What’s your personal savings rate? As a spender trying to turn myself into a saver, my own savings rate has fluctuated pretty wildly. I’m proud to report that it is in the double digits now, but it was not an easy task getting there.
Nor is it an easy task for our country. The personal savings rate has been in the news quite a bit lately- primarily it is good news, as the personal savings rate increased over last year to 3.6%. While this does sound good, a little history lesson on personal savings rates might be in order.
My grandparents’ generation was incentivized to save by growing up during the Great Depression; the personal savings rate hovered between 8 and 10% from the late 1940s until the mid 1980s. My parents generation, the baby boomers, were implored by their parents to continue this savings trend, but as the dot-com bubble grew, and disposable income increased, spending replaced saving. Exactly why this trend reversed is still up for debate, but many theories point to the “wealth effect,” in which consumption is stimulated by increasingly higher incomes. (Think about it: If you won the lotto tomorrow, would you spend more money first, or save more money?)

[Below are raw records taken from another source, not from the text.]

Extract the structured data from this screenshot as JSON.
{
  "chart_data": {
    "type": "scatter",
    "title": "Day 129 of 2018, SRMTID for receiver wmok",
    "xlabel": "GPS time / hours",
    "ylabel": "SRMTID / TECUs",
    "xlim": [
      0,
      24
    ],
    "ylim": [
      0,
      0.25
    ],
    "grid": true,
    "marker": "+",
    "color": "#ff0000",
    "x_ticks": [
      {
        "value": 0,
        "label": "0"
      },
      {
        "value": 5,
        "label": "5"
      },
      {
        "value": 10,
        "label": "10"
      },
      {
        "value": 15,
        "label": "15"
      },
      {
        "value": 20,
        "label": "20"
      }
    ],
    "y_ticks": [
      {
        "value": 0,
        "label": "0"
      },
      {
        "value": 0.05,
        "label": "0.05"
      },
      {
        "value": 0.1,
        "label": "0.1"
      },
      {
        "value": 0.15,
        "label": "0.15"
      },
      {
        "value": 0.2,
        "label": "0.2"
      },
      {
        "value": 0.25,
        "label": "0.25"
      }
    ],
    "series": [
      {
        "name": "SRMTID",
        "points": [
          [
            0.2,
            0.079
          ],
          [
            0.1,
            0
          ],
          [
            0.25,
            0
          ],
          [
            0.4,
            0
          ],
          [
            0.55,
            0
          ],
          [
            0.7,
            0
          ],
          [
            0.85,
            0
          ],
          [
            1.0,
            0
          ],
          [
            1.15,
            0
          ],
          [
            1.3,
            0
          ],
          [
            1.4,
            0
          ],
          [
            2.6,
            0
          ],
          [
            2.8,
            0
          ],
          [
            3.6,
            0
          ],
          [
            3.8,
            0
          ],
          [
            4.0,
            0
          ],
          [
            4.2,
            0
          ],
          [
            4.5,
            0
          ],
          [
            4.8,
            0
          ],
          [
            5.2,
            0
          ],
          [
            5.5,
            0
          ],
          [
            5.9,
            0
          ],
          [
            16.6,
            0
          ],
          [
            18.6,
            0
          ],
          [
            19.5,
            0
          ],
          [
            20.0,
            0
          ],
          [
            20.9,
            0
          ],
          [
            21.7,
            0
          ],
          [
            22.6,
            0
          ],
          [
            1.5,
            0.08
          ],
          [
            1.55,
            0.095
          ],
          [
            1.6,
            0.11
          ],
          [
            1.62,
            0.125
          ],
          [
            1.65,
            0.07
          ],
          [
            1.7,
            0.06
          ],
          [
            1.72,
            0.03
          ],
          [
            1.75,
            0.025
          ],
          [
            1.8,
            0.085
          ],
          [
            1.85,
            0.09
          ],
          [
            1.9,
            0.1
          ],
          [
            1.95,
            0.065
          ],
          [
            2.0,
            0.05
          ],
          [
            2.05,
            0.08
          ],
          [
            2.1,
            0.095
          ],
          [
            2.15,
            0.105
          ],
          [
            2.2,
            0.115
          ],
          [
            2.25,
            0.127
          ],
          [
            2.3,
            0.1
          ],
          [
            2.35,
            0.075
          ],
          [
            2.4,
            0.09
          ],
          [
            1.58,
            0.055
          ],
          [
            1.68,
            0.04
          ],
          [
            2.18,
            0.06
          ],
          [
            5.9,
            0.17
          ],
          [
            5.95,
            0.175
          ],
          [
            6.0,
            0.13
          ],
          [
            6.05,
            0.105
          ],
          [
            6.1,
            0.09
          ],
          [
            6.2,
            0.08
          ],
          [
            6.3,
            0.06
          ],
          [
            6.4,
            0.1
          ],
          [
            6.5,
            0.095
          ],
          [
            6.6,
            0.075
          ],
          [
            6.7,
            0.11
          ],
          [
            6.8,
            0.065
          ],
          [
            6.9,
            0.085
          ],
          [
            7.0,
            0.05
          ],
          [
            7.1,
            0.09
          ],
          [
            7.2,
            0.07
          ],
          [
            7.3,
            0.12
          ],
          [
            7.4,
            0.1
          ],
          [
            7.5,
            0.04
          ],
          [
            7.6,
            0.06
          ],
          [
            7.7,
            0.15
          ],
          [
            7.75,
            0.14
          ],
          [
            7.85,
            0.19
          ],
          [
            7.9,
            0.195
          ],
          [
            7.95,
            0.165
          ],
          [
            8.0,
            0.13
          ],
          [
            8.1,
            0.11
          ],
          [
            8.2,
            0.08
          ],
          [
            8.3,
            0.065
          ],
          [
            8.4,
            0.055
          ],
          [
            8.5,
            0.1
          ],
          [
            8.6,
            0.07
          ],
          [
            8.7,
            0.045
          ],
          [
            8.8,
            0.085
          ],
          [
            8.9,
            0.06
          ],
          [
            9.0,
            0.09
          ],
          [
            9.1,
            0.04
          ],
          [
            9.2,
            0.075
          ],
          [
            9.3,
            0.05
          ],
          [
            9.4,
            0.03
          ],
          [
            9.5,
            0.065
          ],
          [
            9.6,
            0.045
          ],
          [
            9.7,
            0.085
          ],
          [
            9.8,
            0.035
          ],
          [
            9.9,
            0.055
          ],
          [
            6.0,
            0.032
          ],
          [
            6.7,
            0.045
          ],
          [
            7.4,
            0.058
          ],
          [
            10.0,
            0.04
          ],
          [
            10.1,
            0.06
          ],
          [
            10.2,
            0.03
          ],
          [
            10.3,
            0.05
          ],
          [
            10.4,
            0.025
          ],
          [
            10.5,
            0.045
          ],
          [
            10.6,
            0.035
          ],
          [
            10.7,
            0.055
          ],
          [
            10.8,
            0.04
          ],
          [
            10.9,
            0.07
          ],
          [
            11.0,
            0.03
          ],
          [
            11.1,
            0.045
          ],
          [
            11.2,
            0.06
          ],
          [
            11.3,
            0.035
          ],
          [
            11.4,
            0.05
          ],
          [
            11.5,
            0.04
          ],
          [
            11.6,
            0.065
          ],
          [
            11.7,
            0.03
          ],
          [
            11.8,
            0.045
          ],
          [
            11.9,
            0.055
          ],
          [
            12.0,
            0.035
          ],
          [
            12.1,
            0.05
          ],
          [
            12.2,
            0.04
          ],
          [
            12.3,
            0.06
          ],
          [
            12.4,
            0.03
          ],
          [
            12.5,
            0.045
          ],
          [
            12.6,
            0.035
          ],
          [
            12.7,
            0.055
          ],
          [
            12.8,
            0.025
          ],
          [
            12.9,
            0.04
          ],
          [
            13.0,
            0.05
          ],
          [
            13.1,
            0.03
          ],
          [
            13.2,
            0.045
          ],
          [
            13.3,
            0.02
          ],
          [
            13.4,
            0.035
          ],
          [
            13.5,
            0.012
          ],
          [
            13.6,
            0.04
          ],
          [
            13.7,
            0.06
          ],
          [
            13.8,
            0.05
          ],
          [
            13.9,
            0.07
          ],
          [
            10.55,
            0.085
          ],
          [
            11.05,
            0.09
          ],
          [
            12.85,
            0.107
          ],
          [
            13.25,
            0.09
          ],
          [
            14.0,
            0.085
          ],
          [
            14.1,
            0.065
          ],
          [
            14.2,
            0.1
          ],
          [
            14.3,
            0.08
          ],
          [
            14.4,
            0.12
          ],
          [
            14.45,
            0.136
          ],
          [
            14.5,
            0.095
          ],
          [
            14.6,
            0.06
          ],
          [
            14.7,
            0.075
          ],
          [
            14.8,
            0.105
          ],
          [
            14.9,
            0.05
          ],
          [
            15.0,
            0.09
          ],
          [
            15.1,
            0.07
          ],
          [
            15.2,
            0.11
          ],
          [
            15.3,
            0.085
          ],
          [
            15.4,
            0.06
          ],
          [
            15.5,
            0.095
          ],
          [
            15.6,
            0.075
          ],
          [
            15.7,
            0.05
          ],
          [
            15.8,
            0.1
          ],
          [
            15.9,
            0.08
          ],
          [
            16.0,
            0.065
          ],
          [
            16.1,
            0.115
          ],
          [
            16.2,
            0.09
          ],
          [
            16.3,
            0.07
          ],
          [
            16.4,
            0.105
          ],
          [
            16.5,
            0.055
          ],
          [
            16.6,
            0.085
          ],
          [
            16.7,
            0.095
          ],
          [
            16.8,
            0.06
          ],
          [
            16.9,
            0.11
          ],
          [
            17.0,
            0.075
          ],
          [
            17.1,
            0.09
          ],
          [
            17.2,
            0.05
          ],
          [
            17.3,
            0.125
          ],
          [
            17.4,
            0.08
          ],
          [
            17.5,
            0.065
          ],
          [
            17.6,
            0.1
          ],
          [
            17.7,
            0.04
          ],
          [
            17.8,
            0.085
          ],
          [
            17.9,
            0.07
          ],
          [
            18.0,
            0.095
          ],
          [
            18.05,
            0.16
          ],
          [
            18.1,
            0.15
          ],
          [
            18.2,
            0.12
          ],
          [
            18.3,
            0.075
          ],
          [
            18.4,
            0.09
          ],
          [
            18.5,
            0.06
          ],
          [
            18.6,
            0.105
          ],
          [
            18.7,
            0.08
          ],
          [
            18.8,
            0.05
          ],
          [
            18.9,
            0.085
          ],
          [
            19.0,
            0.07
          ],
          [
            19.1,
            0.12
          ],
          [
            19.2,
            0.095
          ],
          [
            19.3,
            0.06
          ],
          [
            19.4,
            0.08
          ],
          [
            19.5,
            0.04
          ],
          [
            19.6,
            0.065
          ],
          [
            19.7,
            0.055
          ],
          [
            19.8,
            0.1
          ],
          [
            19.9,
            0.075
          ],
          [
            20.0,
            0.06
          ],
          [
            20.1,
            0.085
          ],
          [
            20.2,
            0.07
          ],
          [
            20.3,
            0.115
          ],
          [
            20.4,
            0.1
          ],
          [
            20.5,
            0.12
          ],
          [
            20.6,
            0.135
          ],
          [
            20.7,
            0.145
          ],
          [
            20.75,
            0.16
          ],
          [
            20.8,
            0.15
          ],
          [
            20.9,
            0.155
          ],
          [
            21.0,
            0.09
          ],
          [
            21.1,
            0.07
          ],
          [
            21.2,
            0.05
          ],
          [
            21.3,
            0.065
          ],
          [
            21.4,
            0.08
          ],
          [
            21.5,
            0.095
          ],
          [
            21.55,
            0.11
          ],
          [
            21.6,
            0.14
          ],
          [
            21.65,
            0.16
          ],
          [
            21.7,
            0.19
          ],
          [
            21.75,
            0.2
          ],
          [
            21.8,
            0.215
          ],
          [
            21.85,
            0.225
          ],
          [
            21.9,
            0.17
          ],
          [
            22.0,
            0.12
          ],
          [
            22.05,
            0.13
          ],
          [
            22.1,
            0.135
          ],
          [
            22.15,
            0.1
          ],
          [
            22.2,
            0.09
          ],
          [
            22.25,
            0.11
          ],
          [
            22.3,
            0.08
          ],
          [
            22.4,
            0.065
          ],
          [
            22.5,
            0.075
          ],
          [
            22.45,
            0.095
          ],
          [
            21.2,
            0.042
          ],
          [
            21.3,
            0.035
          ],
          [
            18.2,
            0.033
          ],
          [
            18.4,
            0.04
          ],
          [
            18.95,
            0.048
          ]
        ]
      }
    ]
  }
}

For the last quarter of the century, savings rates have gone into precipitous decline, hitting bottom in 2005, with a savings rate in the negative. Simultaneously, personal wealth also took a dip, as the dot-com bubble burst. However, instead of adjusting spending habits to be in line with a revised income level, Americans have had to borrow ever increasing amounts of money to fund their spending. With our reserves so low, credit was constantly needed to keep the wheels of the economy spinning.
Which is part of the reason why this whole “credit crunch” issue is so troubling to our economy as a whole. And why, despite the 3.6% personal savings to sound like good news, in reality we should be saving much more than that. I’ve heard personal finance guru’s mention a 30% personal savings rate. While I’m not making any suggestions for what savings rate is right for you, I do challange you to do the quick math to determine your personal savings rate. Is it where you want it to be?
One small caveat: The way the government calculates personal savings rate doesn’t take into account capital gains. So if you’re someone who primarily lives of stock, you might qualify as a negative saver. Bill Gates does. But for the rest of us, the simple calculation of how much you save of your net income will give you your personal savings rate.